Advances in technology have allowed us to measure and track the effects of natural disasters with a precision never before available, leaving the false impression that various "world records" betoken unprecedented events. Whereas, a glance through the annals of disasters past, using the more comparable standard of casualty estimates, is the quick cure for apocalyptic thoughts.
We will all die; but by the end of days, only a tiny fraction of us in natural catastrophes. Let us live with that.
*
Today, instead of my usual two cents' worth, the reader gets two single-penny columns. I wanted to subtract from what I said last week, on President Bush's nomination of Harriet Miers to the U.S. Supreme Court.
In the week since, much dust has settled, and it has become clear that Ms Miers is acceptable to the broad rightwing Republican constituency, and to not a few Democrats. She is despised, chiefly, by the rightwing intellectuals (people like me), who were heartbroken that Mr Bush would pass over the long list of brilliant, strict-constructionist legal scholars that have arisen in response to the challenge presented by two generations of often deconstructionist rulings by the same Supreme Court. Especially, that he should do so to appoint some woman who was his own personal lawyer, and who looks at first glance as if she could be -- on the grand constitutional issues, outside her own territory of corporate law -- a ditz.
(A strict "constructionist" is an interpreter who reads the U.S. Constitution as if it were written in plain English, which it was. A "deconstructionist" is my cute attempt to label judges who prefer to rewrite the Constitution as they go along -- in the American case, mostly by riffing on the 14th Amendment.)
While I'm not sure we rightwing elitists were wrong, I hope we were, and without speaking for anyone else, I'm beginning to think I was wrong. The proof of the pudding will be in the eating. If Ms Miers clears the U.S. Senate, we will see what sort of judge she'll be.

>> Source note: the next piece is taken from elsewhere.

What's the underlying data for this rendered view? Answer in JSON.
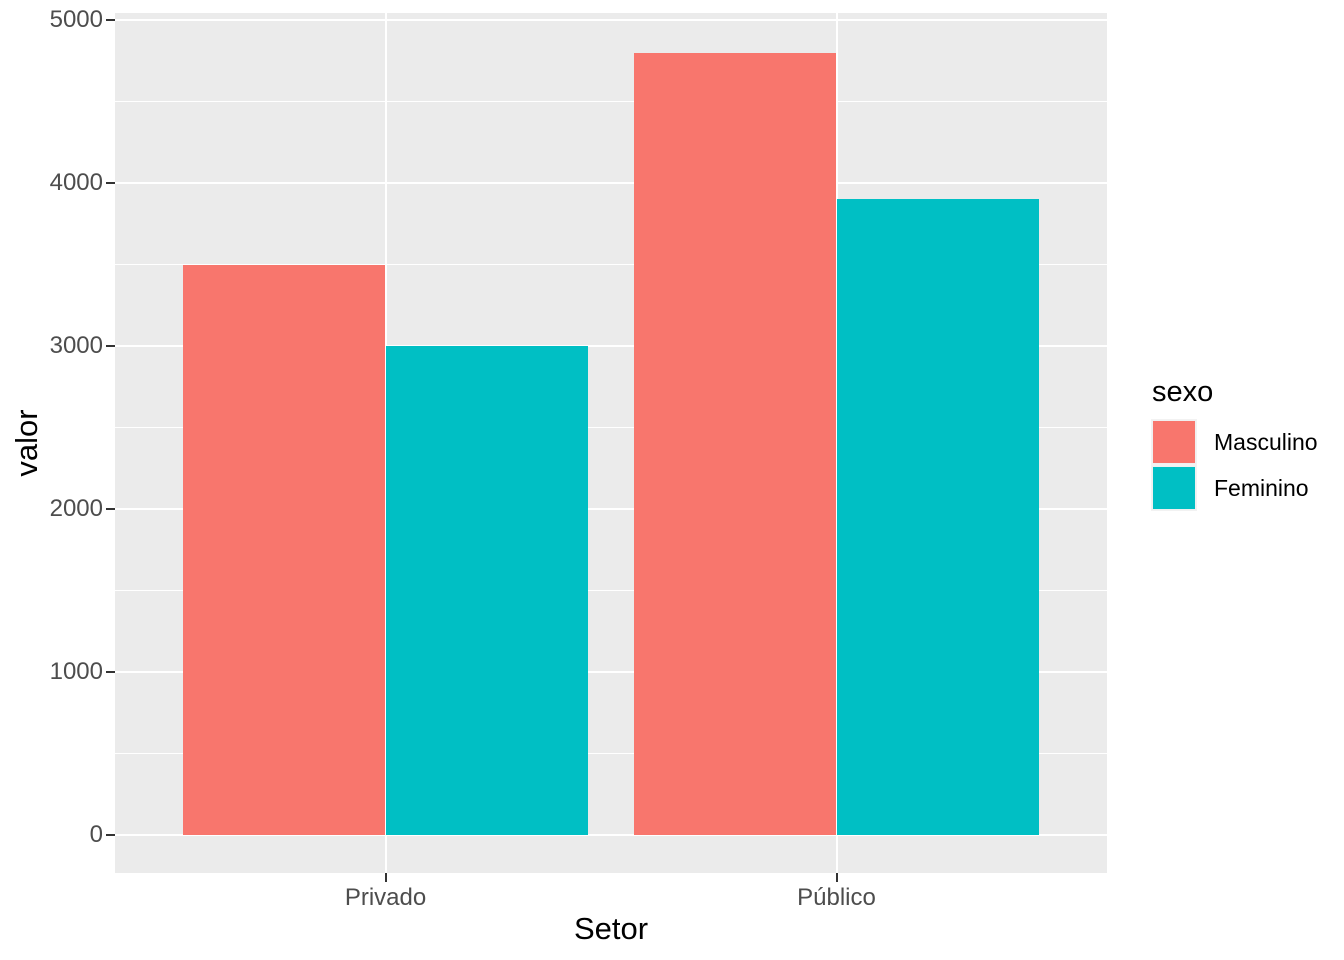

But for now, President Bush's apparently weak argument, "Trust me," is beginning to look much sounder. Perhaps the great Texas jurisprude, Lino Graglia, put this best, in an interview with Hugh Hewitt. To paraphrase: the Supremes are in the habit of arrogating to themselves decisions that should really be made by the people (on everything from abortion, pornography, and school prayer, to all-male military academies in the State of Virginia). Power naturally flows to their heads. Yet the Constitution had nothing to say about such things, and explicitly left what it had nothing to say about, to the people. It is this trust in the people that has made America the beacon she is.
And Harriet Miers may be exactly the sort of real-world type who can understand that. And George Bush, from knowing her well over a long time, is in a good position to know she knows. She doesn't need bells, whistles, and law degrees from Harvard and Yale. It might even be helpful not to have them.